E anche a livello di proprietà. Si tratta di saper fare i leader a distanza, fidarsi dei propri collaboratori, ma anche – se hai persone particolarmente skillate che lavorano con te – di saper gestire percorsi di carriera verticali o traversali e nel contempo anche il collaboratore di 55 anni che ha un capo che ne ha 27, magari non è neanche laureato però è bravissimo, ha capacità relazionali e riesce a gestire anche il tema dell’inclusione. È questa la criticità.

Il tema della crescita verticale, tra l’altro, si inserisce in una dinamica del lavoro che in questi anni ha visto allungare l’età lavorativa, per cui la pensione arriva sempre più tardi e il divario generazionale in azienda si nota ancora di più.
Vero.
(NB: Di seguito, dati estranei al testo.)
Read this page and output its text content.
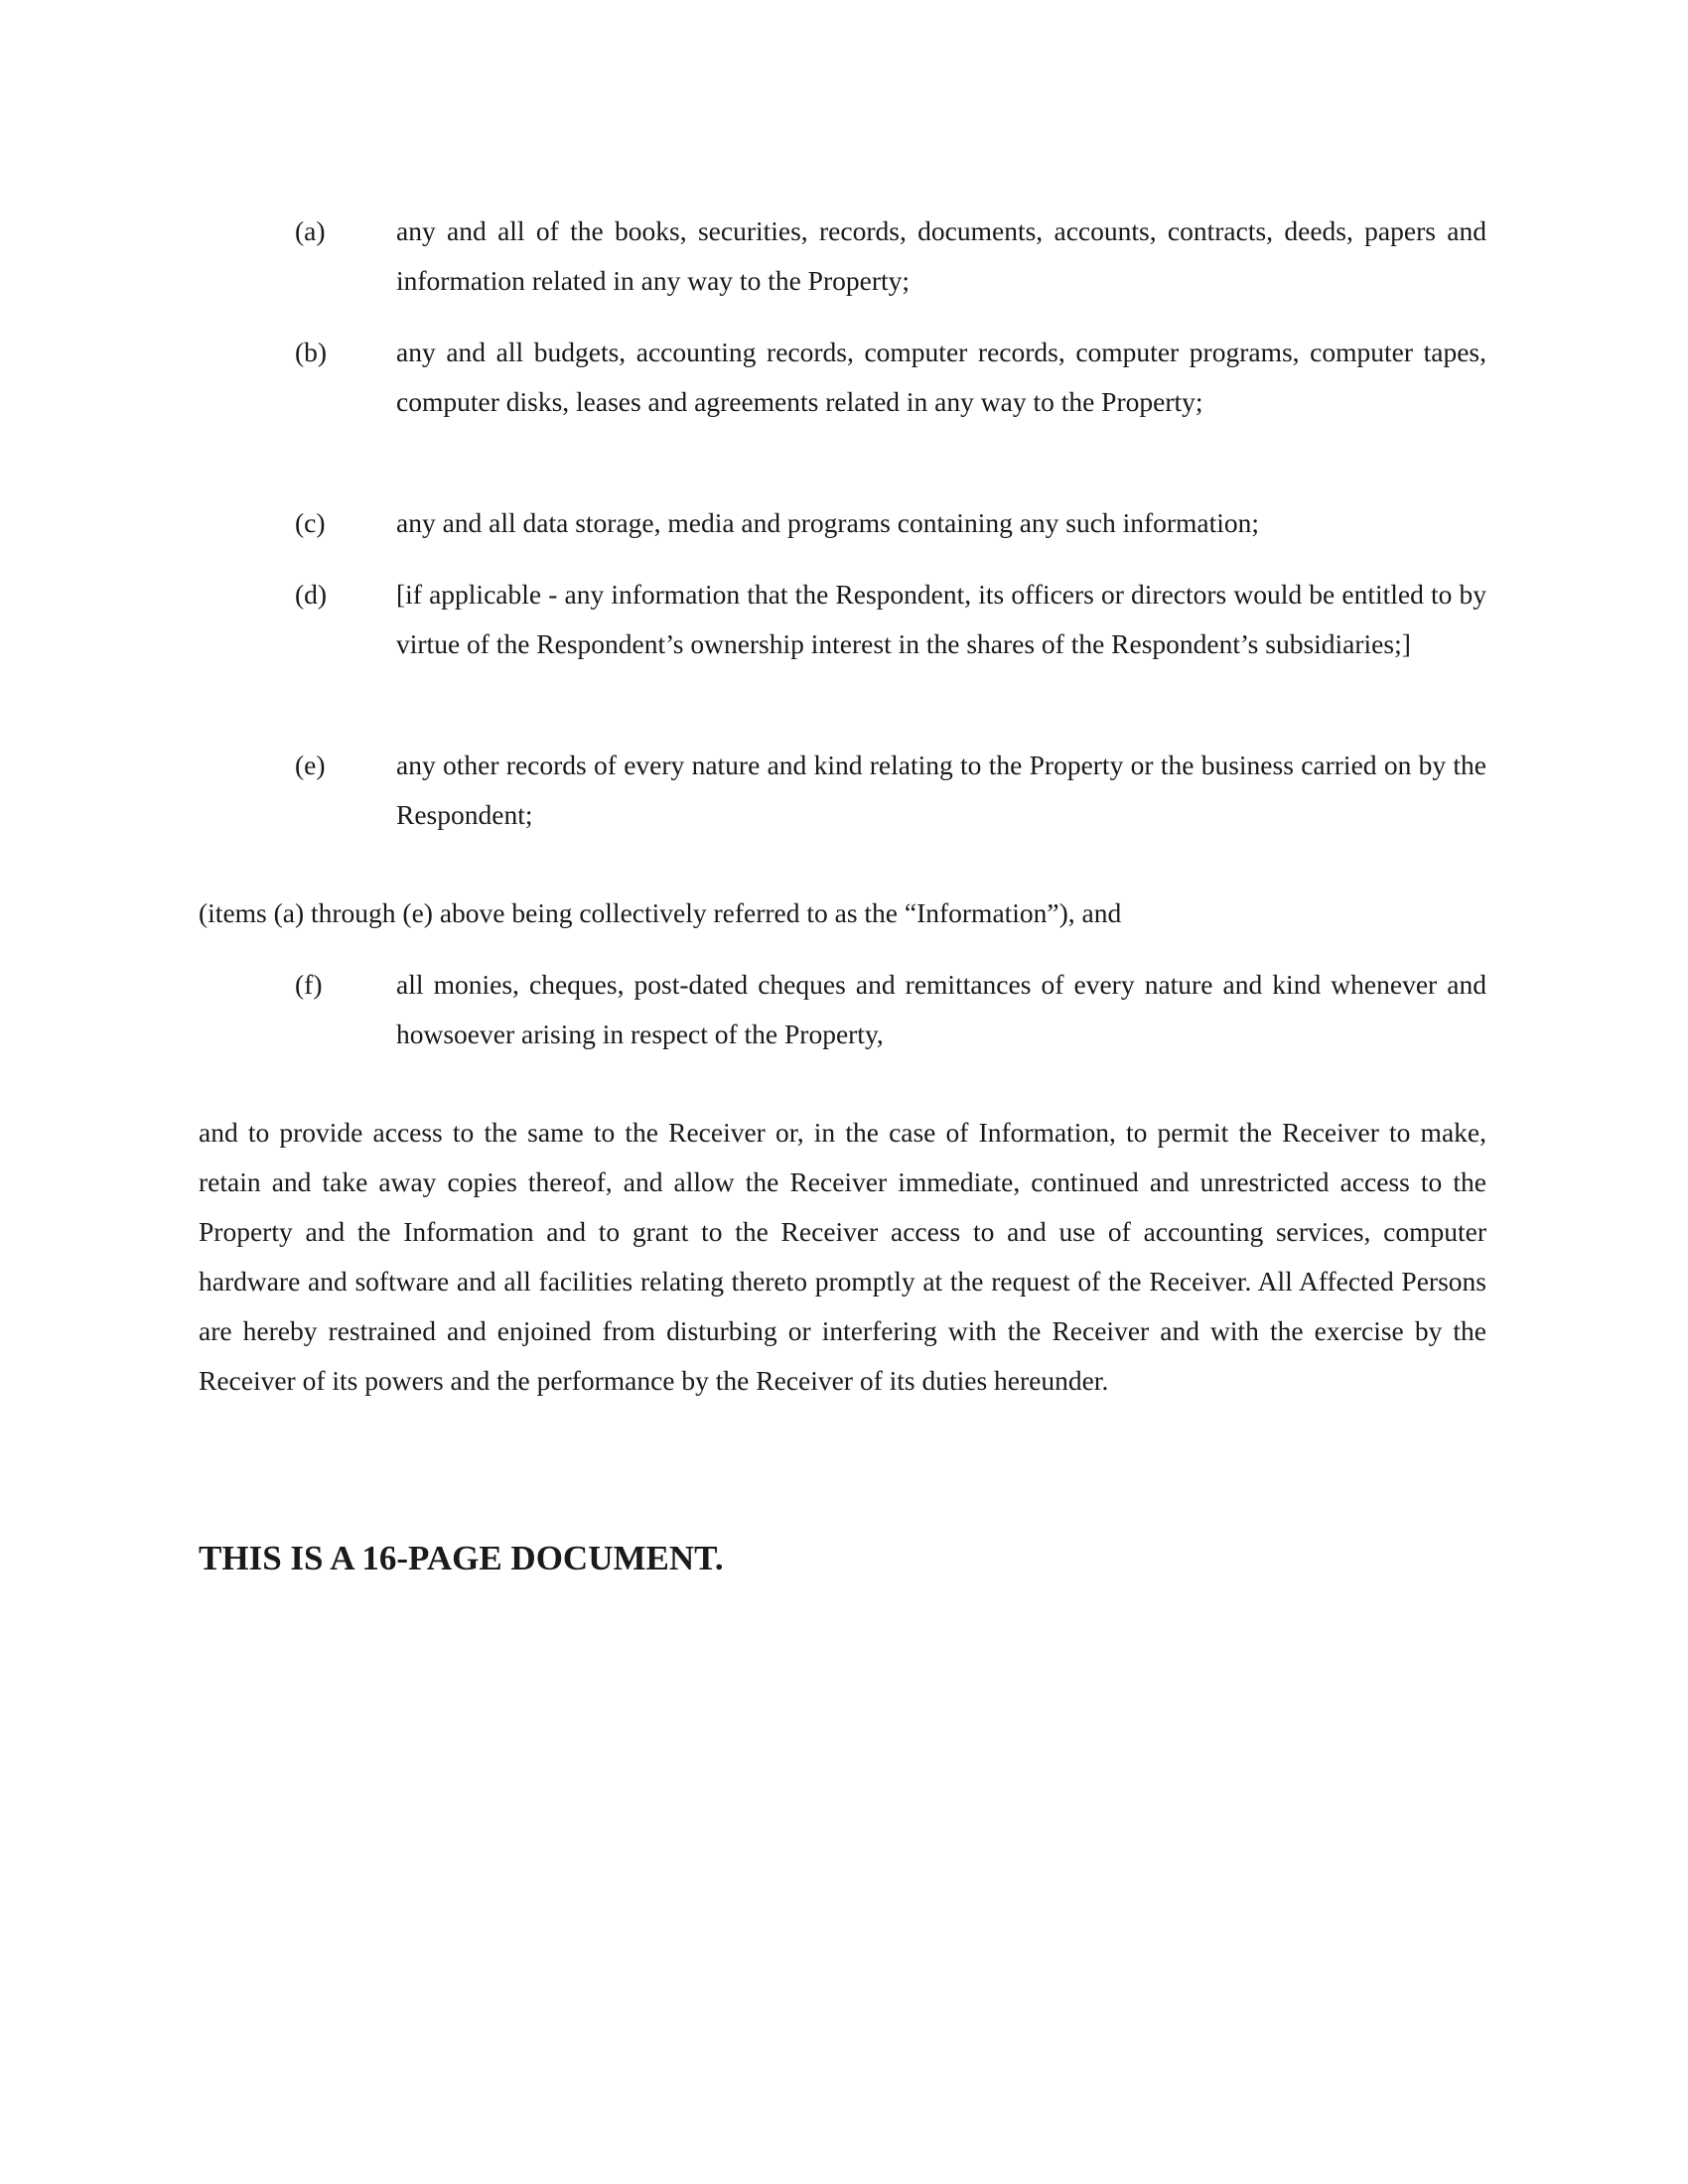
(a)	any and all of the books, securities, records, documents, accounts, contracts, deeds, papers and information related in any way to the Property;
(b)	any and all budgets, accounting records, computer records, computer programs, computer tapes, computer disks, leases and agreements related in any way to the Property;
(c)	any and all data storage, media and programs containing any such information;
(d)	[if applicable - any information that the Respondent, its officers or directors would be entitled to by virtue of the Respondent’s ownership interest in the shares of the Respondent’s subsidiaries;]
(e)	any other records of every nature and kind relating to the Property or the business carried on by the Respondent;
(items (a) through (e) above being collectively referred to as the “Information”), and
(f)	all monies, cheques, post-dated cheques and remittances of every nature and kind whenever and howsoever arising in respect of the Property,
and to provide access to the same to the Receiver or, in the case of Information, to permit the Receiver to make, retain and take away copies thereof, and allow the Receiver immediate, continued and unrestricted access to the Property and the Information and to grant to the Receiver access to and use of accounting services, computer hardware and software and all facilities relating thereto promptly at the request of the Receiver. All Affected Persons are hereby restrained and enjoined from disturbing or interfering with the Receiver and with the exercise by the Receiver of its powers and the performance by the Receiver of its duties hereunder.
THIS IS A 16-PAGE DOCUMENT.
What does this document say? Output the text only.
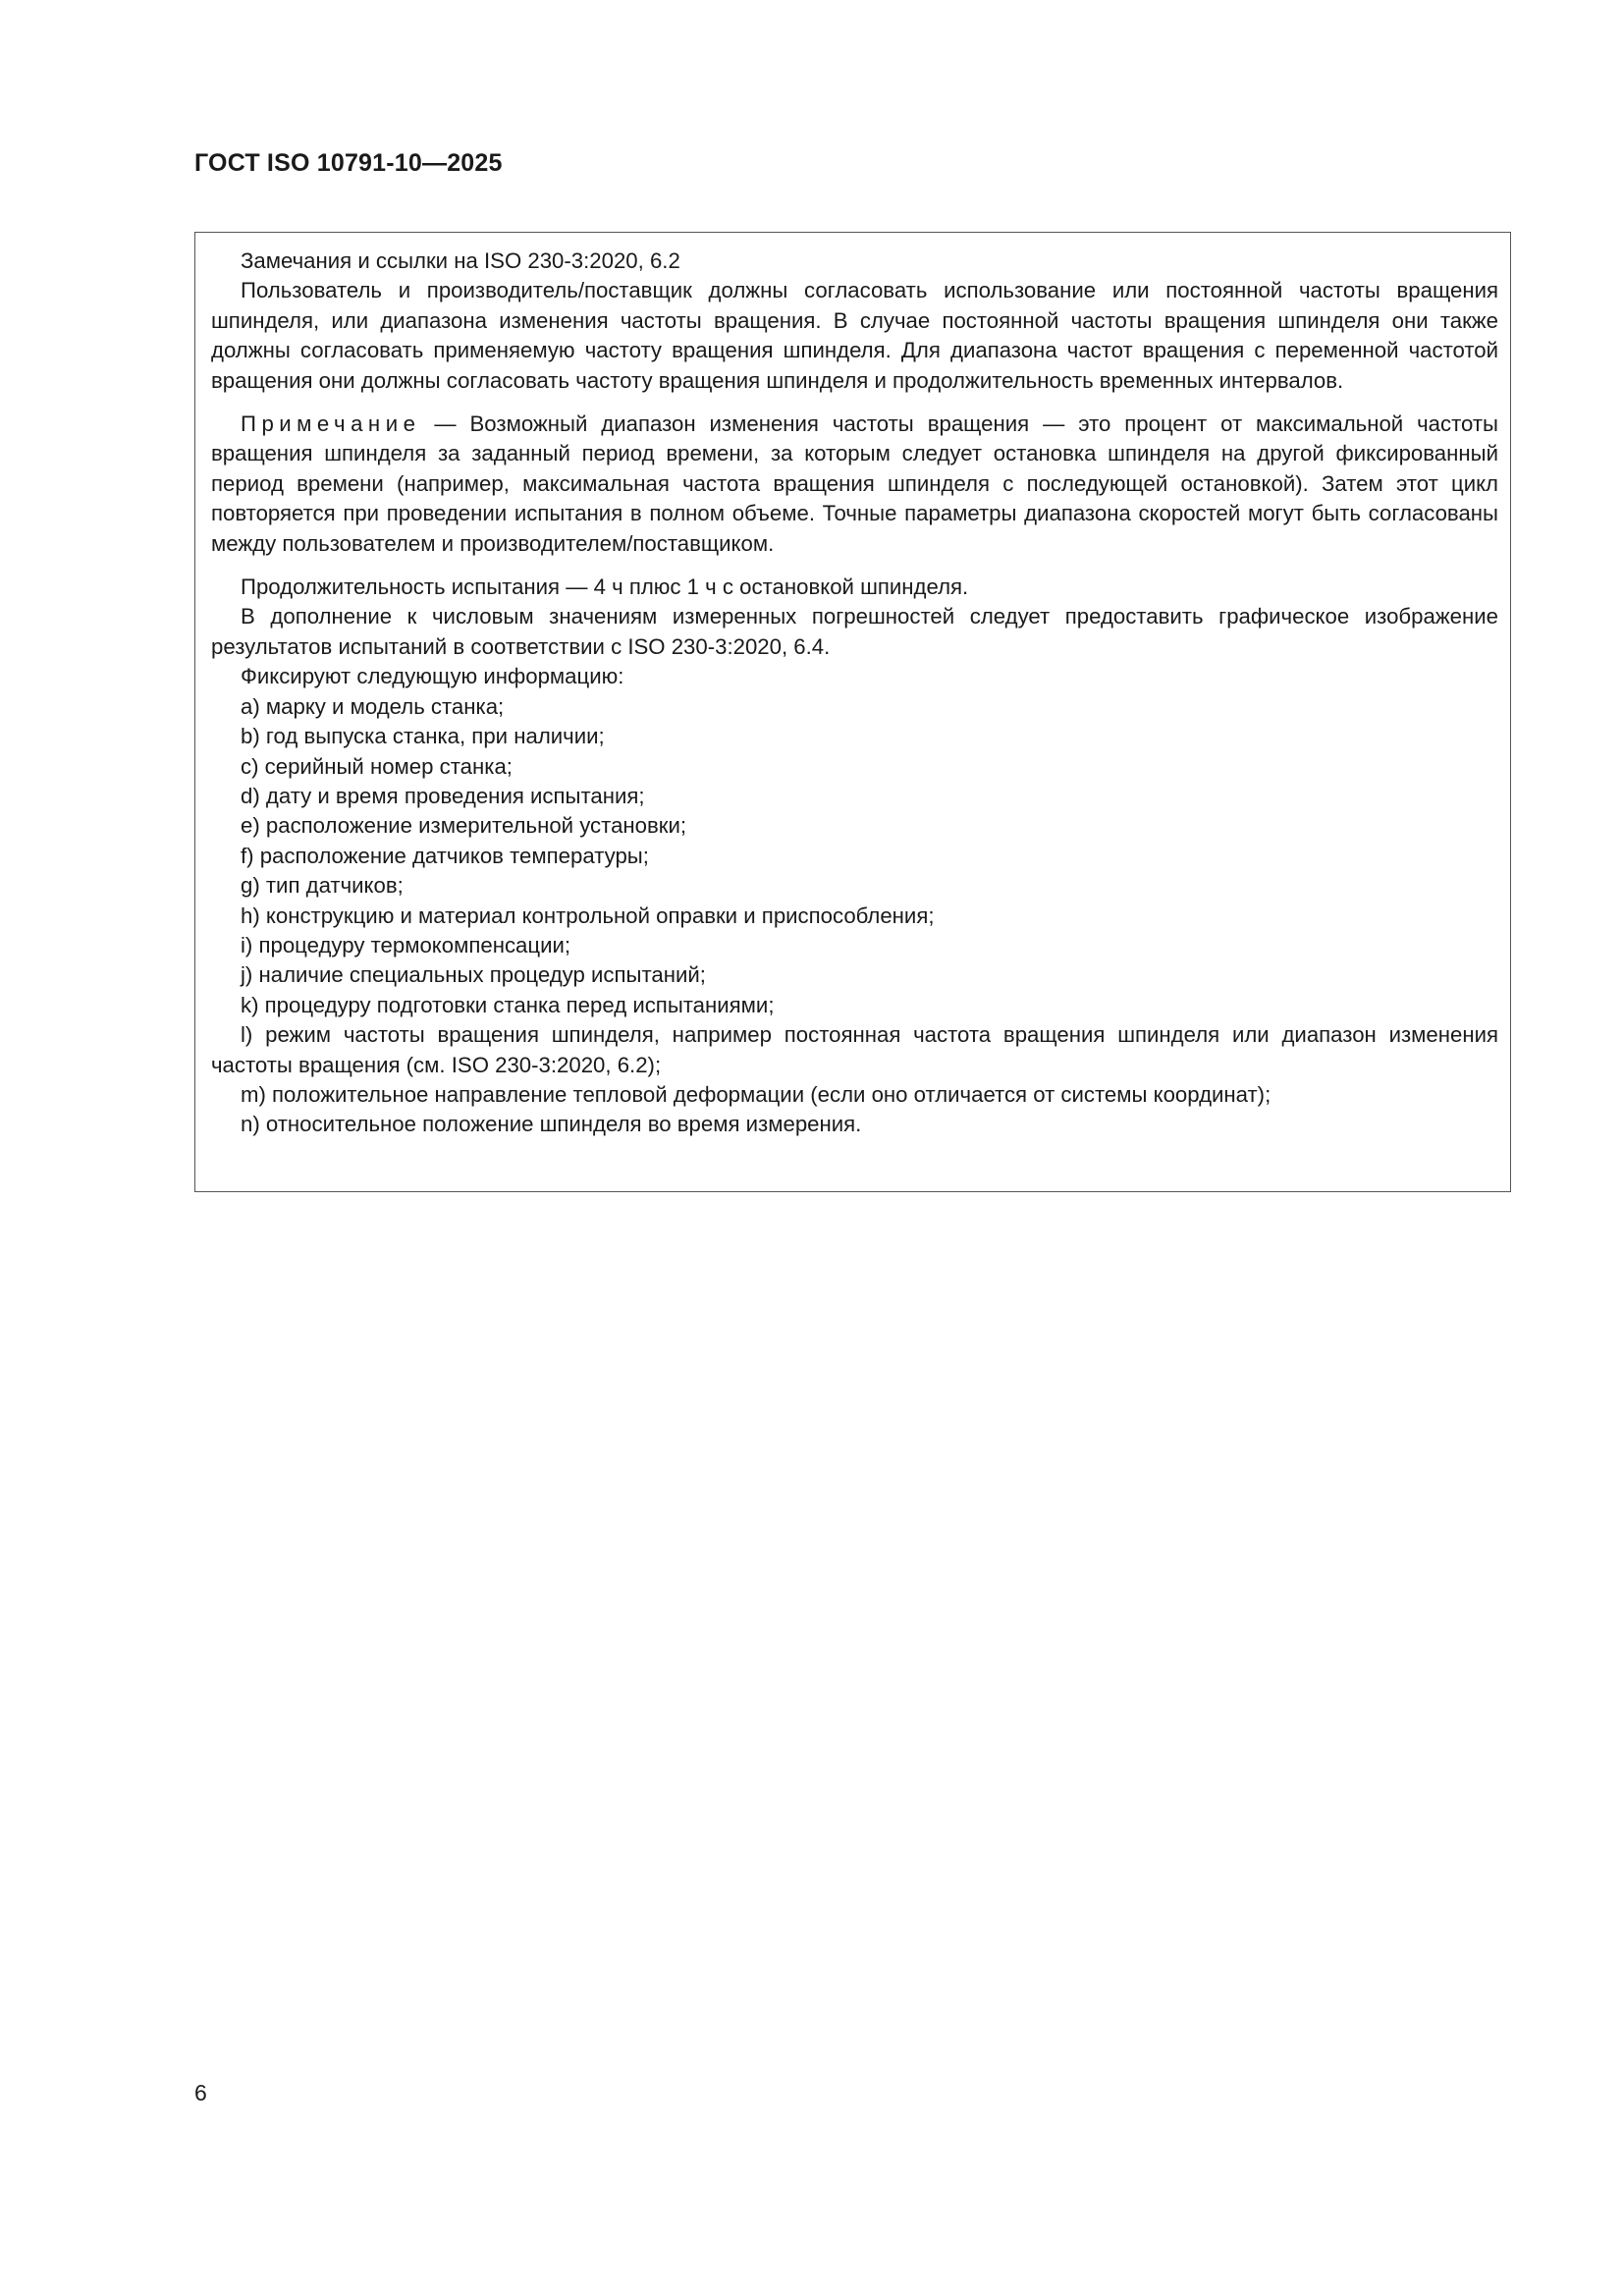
ГОСТ ISO 10791-10—2025

Замечания и ссылки на ISO 230-3:2020, 6.2

Пользователь и производитель/поставщик должны согласовать использование или постоянной частоты вращения шпинделя, или диапазона изменения частоты вращения. В случае постоянной частоты вращения шпинделя они также должны согласовать применяемую частоту вращения шпинделя. Для диапазона частот вращения с переменной частотой вращения они должны согласовать частоту вращения шпинделя и продолжительность временных интервалов.

Примечание — Возможный диапазон изменения частоты вращения — это процент от максимальной частоты вращения шпинделя за заданный период времени, за которым следует остановка шпинделя на другой фиксированный период времени (например, максимальная частота вращения шпинделя с последующей остановкой). Затем этот цикл повторяется при проведении испытания в полном объеме. Точные параметры диапазона скоростей могут быть согласованы между пользователем и производителем/поставщиком.

Продолжительность испытания — 4 ч плюс 1 ч с остановкой шпинделя.

В дополнение к числовым значениям измеренных погрешностей следует предоставить графическое изображение результатов испытаний в соответствии с ISO 230-3:2020, 6.4.

Фиксируют следующую информацию:

a) марку и модель станка;

b) год выпуска станка, при наличии;

c) серийный номер станка;

d) дату и время проведения испытания;

e) расположение измерительной установки;

f) расположение датчиков температуры;

g) тип датчиков;

h) конструкцию и материал контрольной оправки и приспособления;

i) процедуру термокомпенсации;

j) наличие специальных процедур испытаний;

k) процедуру подготовки станка перед испытаниями;

l) режим частоты вращения шпинделя, например постоянная частота вращения шпинделя или диапазон изменения частоты вращения (см. ISO 230-3:2020, 6.2);

m) положительное направление тепловой деформации (если оно отличается от системы координат);

n) относительное положение шпинделя во время измерения.

6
E c’è un ulteriore elemento: le competenze digital, environment e di inclusione sociale sono coeve con i giovani che hanno oggi venti o trent’anni, ossia con le persone che riescono a renderti l’ambiente inclusivo, sanno gestire la digitalizzazione e quant’altro. Se le perdi - perché se ne vanno per non restare dieci anni in un’azienda dove conta l’anzianità a prescindere – ti si crea un problema. .

Quindi è vero che il rapporto tra i giovani e il lavoro è cambiato al punto che oggi sono sempre più i giovani talenti a scegliere l’azienda dove andare a lavorare e non viceversa?
In maniera differenziata, però. È vero in particolare per le persone che hanno studiato e hanno competenze che pesano sul mercato e possono mettere a confronto le opportunità di impiego, sia in termini retributivi sia con gli altri elementi citati. È ovvio che chi se lo può permettere non va a lavorare in un’azienda brutta, grezza, dove se parli in inglese ti dicono di non tirartela, o se vai al lavoro con la gonna o le unghie truccate fai la fine di Cloe Bianco. Poi ci sono le persone meno skillate, loro vanno dal migliore offerente. Che può essere, ad esempio, quello che mette a disposizione del buon welfare. O che, se sei musulmano, è elastico rispetto al mese del ramadan.

Insomma, se un’azienda si rende attrattiva trova sia le competenze alte che la manodopera meno qualificata ma ugualmente importante.
Sì, del resto pensiamo a com’era la nostra società di una volta: tanti anni fa c’erano i metalmezzadri e quando dovevano andare a vendemmiare o a “far su” il maiale il datore di lavoro gli dava le ferie. Oggi con alcuni segmenti del mercato del lavoro questa cosa dovrebbe essere fatta in maniera manageriale. Aziende che lo fanno ce ne sono, beninteso. Posso fare l’esempio di un’azienda che fattura 9 milioni di euro, quindi tutt’altro che un colosso, che ha fatto un piano di welfare riconoscendo la licenza matrimoniale anche alle unioni civili e il premio nascite anche a chi adotta e a chi prende un bambino in affido, e dà delle premialità per chi fa tanti figli.

Ma se all’interno delle aziende più strutturate il campo d’azione del responsabile delle risorse umane è ben delineato, nelle piccole e medie imprese questo è un ruolo che riesce a seguire l’evoluzione dei cambiamenti in atto?
Ovviamente nel sistema delle piccole e medie imprese la propensione e la capacità di gestire il capitale umano non è ancora così diffusa, ma l’obiettivo non dovrebbe essere quello di portare un responsabile delle risorse umane all’interno di un’azienda con venti persone, sarebbe velleitario. Nelle Pmi queste attenzioni dovrebbero diventare competenze diffuse all’interno dell’azienda, delle sensibilità che più persone dovrebbero avere: la proprietà ovviamente, ma anche i capireparto, i capiturno.

Come si fa a ottenere questa consapevolezza e questo risultato?
Con un’attività che anche i corpi intermedi, penso alle associazioni di categoria, dovrebbero cominciare a fare. Ad esempio con dei percorsi formativi o attività divulgative che permettano di capire che saper valutare le prestazioni è importante.